“Cuando lo superficial me cansa, me cansa tanto, que para descansar necesito un abismo”
Antonio Porchia
7 de septiembre. Luna llena.
Son
los últimos días de invierno. Se nota en algún que otro brote sobre las
ilusionadas ramas.
El
hombre pasa la tarde imaginando cómo transformar
su cama en un nido para que la luz de la luna
llena ilumine sus pesadillas así
como ilumina los restos de carne en un nido de caranchos o los huevos de
futuros pichones hambrientos, en uno de gorriones.
Luz
de luna llena en las pesadillas.
Busca
la escalera de madera. 17 escalones y el borde del techo.
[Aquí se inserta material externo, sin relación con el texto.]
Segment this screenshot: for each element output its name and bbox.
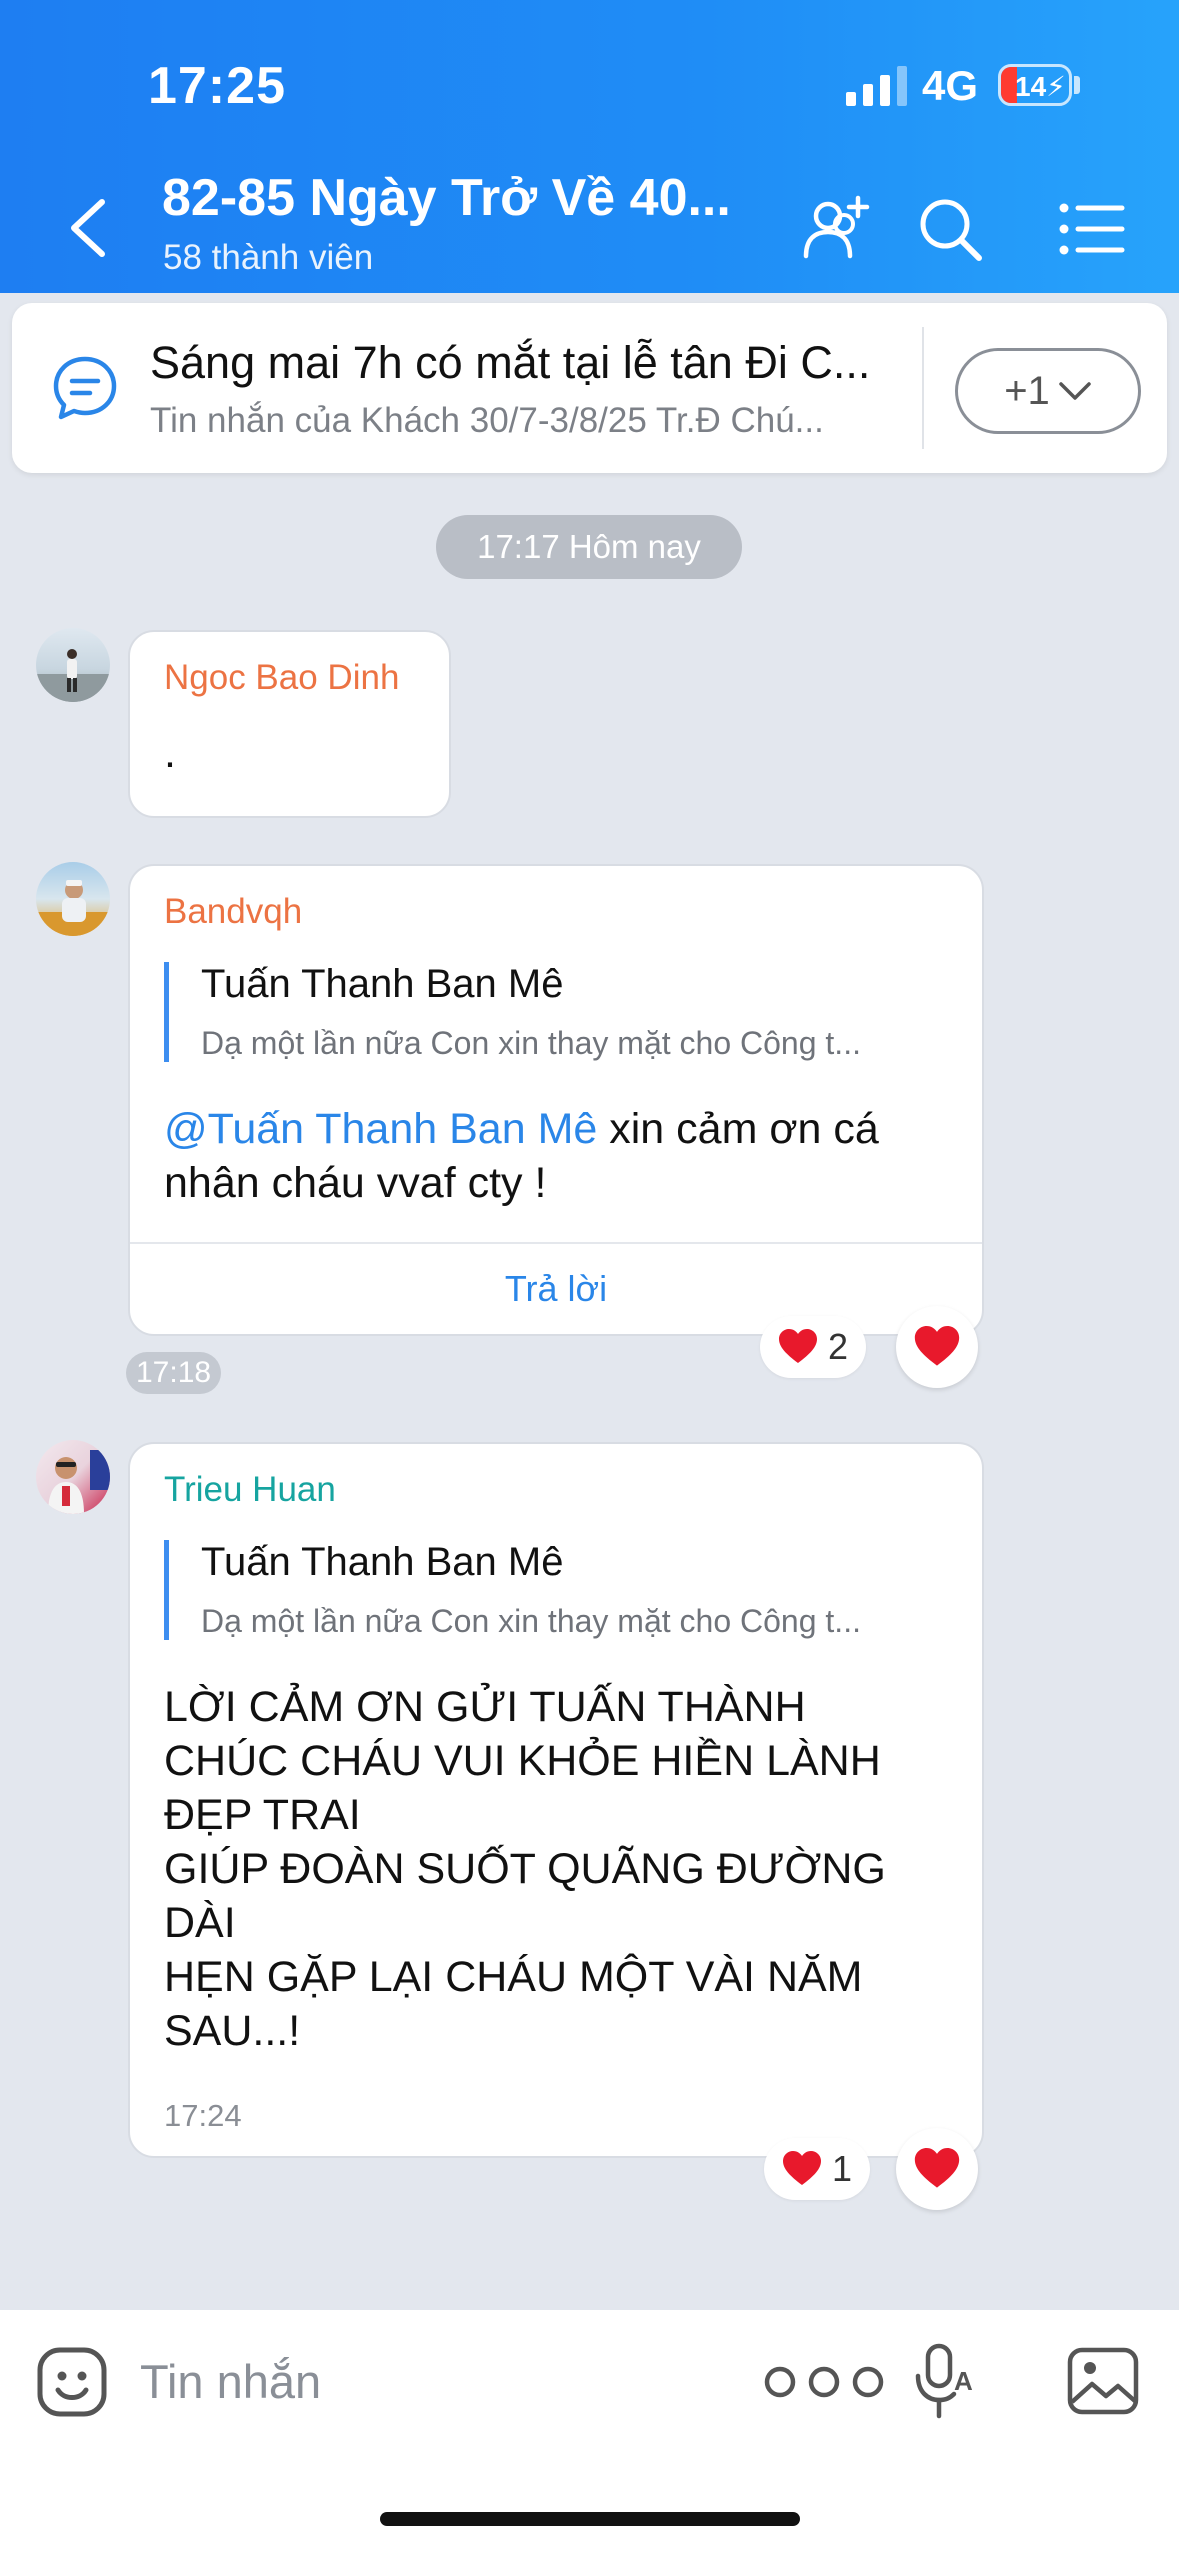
react-button[interactable] [896,2128,978,2210]
message-line: DÀI [164,1899,236,1947]
chevron-left-icon[interactable] [62,196,114,260]
message-line: GIÚP ĐOÀN SUỐT QUÃNG ĐƯỜNG [164,1845,886,1893]
avatar[interactable] [36,862,110,936]
reaction-count: 2 [828,1326,849,1367]
date-separator: 17:17 Hôm nay [436,515,742,579]
pinned-count-button[interactable]: +1 [955,348,1141,434]
person-photo [36,649,110,702]
message-line: HẸN GẶP LẠI CHÁU MỘT VÀI NĂM [164,1953,863,2001]
more-dots-icon[interactable] [760,2358,888,2406]
message-text: @Tuấn Thanh Ban Mê xin cảm ơn cá nhân ch… [164,1102,879,1210]
reply-button[interactable]: Trả lời [130,1242,982,1334]
emoji-icon[interactable] [36,2346,108,2418]
message-bubble[interactable]: Trieu Huan Tuấn Thanh Ban Mê Dạ một lần … [128,1442,984,2158]
sender-name[interactable]: Trieu Huan [164,1470,336,1510]
image-icon[interactable] [1066,2346,1140,2416]
network-type: 4G [922,62,979,109]
heart-icon [783,2151,821,2185]
battery-icon: 14⚡ [998,64,1072,106]
reaction-count: 1 [832,2148,853,2189]
react-button[interactable] [896,1306,978,1388]
pinned-count: +1 [1004,368,1050,413]
add-member-icon[interactable] [800,194,870,264]
sender-name[interactable]: Ngoc Bao Dinh [164,658,399,698]
person-photo [48,1450,110,1514]
chevron-down-icon [1059,382,1091,400]
chat-bubble-icon [53,356,117,420]
avatar[interactable] [36,1440,110,1514]
svg-text:A: A [954,2366,973,2396]
quoted-text: Dạ một lần nữa Con xin thay mặt cho Công… [201,1025,861,1061]
person-photo [36,880,110,936]
message-time: 17:24 [164,2098,242,2133]
avatar[interactable] [36,628,110,702]
divider [922,327,924,449]
message-text-part: nhân cháu vvaf cty ! [164,1159,547,1207]
message-bubble[interactable]: Ngoc Bao Dinh . [128,630,451,818]
quoted-sender: Tuấn Thanh Ban Mê [201,962,564,1006]
voice-text-icon[interactable]: A [912,2342,982,2422]
message-bubble[interactable]: Bandvqh Tuấn Thanh Ban Mê Dạ một lần nữa… [128,864,984,1336]
chat-header: 17:25 4G 14⚡ 82-85 Ngày Trở Về 40... 58 … [0,0,1179,293]
quoted-message[interactable]: Tuấn Thanh Ban Mê Dạ một lần nữa Con xin… [164,962,861,1062]
quoted-sender: Tuấn Thanh Ban Mê [201,1540,564,1584]
home-indicator [380,2512,800,2526]
battery-level: 14 [1015,71,1047,102]
heart-icon [779,1329,817,1363]
message-line: LỜI CẢM ƠN GỬI TUẤN THÀNH [164,1683,806,1731]
group-title[interactable]: 82-85 Ngày Trở Về 40... [162,168,731,228]
message-text-part: xin cảm ơn cá [597,1105,879,1153]
pinned-message[interactable]: Sáng mai 7h có mắt tại lễ tân Đi C... Ti… [12,303,1167,473]
quoted-text: Dạ một lần nữa Con xin thay mặt cho Công… [201,1603,861,1639]
mention-link[interactable]: @Tuấn Thanh Ban Mê [164,1105,597,1153]
search-icon[interactable] [915,194,985,264]
reaction-summary[interactable]: 2 [760,1316,867,1378]
signal-icon [846,66,907,106]
message-text: . [164,729,176,777]
pinned-title: Sáng mai 7h có mắt tại lễ tân Đi C... [150,337,871,388]
member-count: 58 thành viên [163,238,374,277]
reaction-summary[interactable]: 1 [764,2138,871,2200]
heart-icon [914,1326,960,1366]
message-line: CHÚC CHÁU VUI KHỎE HIỀN LÀNH [164,1737,881,1785]
message-line: SAU...! [164,2007,301,2055]
sender-name[interactable]: Bandvqh [164,892,302,932]
status-time: 17:25 [148,57,286,115]
message-time: 17:18 [126,1352,222,1394]
message-input[interactable] [140,2354,700,2409]
list-menu-icon[interactable] [1056,194,1126,264]
message-text: LỜI CẢM ƠN GỬI TUẤN THÀNH CHÚC CHÁU VUI … [164,1680,886,2058]
heart-icon [914,2148,960,2188]
pinned-subtitle: Tin nhắn của Khách 30/7-3/8/25 Tr.Đ Chú.… [150,401,824,440]
message-line: ĐẸP TRAI [164,1791,361,1839]
quoted-message[interactable]: Tuấn Thanh Ban Mê Dạ một lần nữa Con xin… [164,1540,861,1640]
La chapa, todavía tibia,
conserva un poco del calor del sol. Ata
una soga alrededor del colchón. Primero sube él y luego comienza a izarlo. Poco
a poco su deseo se cumple.
Más allá de los álamos se la ve venir. Enorme
y generosa. Para todos igual: antenas, cruces, lágrimas, sonrisas, miserables
charcos de orina o mares verdosos. Todos bajo la misma luz de la luna.
Se acuesta con las manos cruzadas sobre el vientre.
Estrellas como segunderos de un reloj universal.
Las
once y media. Siente la luz de la luna sobre sus párpados.
Y
entonces se duerme - apenas temblando- sabiendo que esta noche ha de morir una inconfesable oscuridad.